Source: Alberta Wheat Commission
The Alberta Wheat Commission (AWC) and Alberta Barley are disappointed to learn that Bill C-49, the Transportation Modernization Act, was not passed this week. Further delays run the risk that farmers could see another crop year with no mechanisms in place to hold the railways accountable. The commissions continue to urge quick passage in the House of Commons and the Senate.
The Commissions say it’s unfortunate that political maneuvering has stalled the legislation and note that May 22 is now the earliest it could pass, saying there’s an increasing risk the bill won’t become law before the House rises on June 22. The opposition parties and Senate have done good work in advancing the amendments but it’s becoming increasingly critical that the process continue to move forward.
“It’s extremely disappointing,” said Kevin Bender, AWC Chair. “We’ve been pressing for transportation reform for years, and it’s growing increasingly possible that we’ll see another crop year go by without any mechanisms in place that demand accountability from the railways.
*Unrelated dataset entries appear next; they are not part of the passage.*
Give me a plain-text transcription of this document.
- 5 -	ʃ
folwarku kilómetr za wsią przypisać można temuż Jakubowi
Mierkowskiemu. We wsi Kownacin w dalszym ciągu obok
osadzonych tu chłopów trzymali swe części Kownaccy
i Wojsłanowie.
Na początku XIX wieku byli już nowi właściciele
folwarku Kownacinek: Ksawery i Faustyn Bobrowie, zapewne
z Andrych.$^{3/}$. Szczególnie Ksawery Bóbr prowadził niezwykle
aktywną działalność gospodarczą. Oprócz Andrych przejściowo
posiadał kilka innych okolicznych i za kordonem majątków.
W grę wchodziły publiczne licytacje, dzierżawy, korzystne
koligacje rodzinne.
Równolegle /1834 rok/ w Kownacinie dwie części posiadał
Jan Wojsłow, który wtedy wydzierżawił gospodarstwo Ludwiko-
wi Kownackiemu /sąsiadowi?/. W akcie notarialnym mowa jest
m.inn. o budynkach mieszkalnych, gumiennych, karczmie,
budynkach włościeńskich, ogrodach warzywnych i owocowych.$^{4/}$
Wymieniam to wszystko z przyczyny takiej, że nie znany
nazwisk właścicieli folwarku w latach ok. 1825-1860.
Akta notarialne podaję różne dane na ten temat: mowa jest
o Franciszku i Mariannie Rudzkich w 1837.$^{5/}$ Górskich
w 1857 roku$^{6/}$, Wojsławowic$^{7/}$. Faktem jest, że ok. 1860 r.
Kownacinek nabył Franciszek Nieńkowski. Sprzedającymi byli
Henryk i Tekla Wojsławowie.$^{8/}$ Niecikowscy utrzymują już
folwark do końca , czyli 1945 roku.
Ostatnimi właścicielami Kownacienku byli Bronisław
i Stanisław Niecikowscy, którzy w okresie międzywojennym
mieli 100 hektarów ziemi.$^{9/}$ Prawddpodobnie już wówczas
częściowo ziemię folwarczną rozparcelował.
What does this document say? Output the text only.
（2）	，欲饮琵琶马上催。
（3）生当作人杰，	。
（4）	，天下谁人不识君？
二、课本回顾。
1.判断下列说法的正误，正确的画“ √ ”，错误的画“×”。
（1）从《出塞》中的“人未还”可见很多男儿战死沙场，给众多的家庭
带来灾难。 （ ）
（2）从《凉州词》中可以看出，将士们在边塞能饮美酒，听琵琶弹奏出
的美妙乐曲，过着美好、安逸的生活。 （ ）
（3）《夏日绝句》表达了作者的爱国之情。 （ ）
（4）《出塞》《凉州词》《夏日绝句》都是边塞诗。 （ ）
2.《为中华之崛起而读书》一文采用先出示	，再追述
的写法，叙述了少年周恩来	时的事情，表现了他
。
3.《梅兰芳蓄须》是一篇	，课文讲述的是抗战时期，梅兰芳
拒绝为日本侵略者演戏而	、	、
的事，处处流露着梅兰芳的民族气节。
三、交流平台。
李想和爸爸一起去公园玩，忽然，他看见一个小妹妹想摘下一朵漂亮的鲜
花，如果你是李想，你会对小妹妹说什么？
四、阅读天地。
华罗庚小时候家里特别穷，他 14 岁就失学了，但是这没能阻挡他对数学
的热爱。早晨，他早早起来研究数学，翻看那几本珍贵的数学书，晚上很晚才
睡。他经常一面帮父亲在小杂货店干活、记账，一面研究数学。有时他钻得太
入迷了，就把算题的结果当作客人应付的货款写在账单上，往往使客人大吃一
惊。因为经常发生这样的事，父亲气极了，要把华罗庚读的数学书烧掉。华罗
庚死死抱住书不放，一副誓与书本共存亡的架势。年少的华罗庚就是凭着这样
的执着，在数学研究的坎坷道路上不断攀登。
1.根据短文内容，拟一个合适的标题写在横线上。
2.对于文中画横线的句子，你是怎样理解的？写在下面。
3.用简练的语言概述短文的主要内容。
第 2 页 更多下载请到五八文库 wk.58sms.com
That means we’re running the risk of seeing another backlog before we can recover from the millions of tonnes still left in the system from this year’s delays.”
With the continuing hold up in Parliament, the Commissions point out that even when the Bill is passed, there is still a lag time of several months before certain provisions can be enacted. This process adds even greater risk of not having competitive measures in place prior to the new crop year.
“When grain gets backed up in the system, it can cost billions of dollars in lost revenue with farmers bearing the brunt of those costs,” said Jason Lenz, Alberta Barley Chair. “We can’t afford to see another crop year with farmers exposed to the risks of a rail transportation system that has no accountability. Farmers are getting caught in political maneuvering that could seriously hurt our businesses and the rural economy for another year. We need to see Bill C-49 passed now.”
Once passed with amendments, Bill C-49 contains mechanisms including reciprocal penalties and improvements to long haul interswitching that the Commissions have pressed hard to see implemented for several years. The legislation as amended will provide long-term solutions to accountability and competitive issues within Canada’s freight rail system.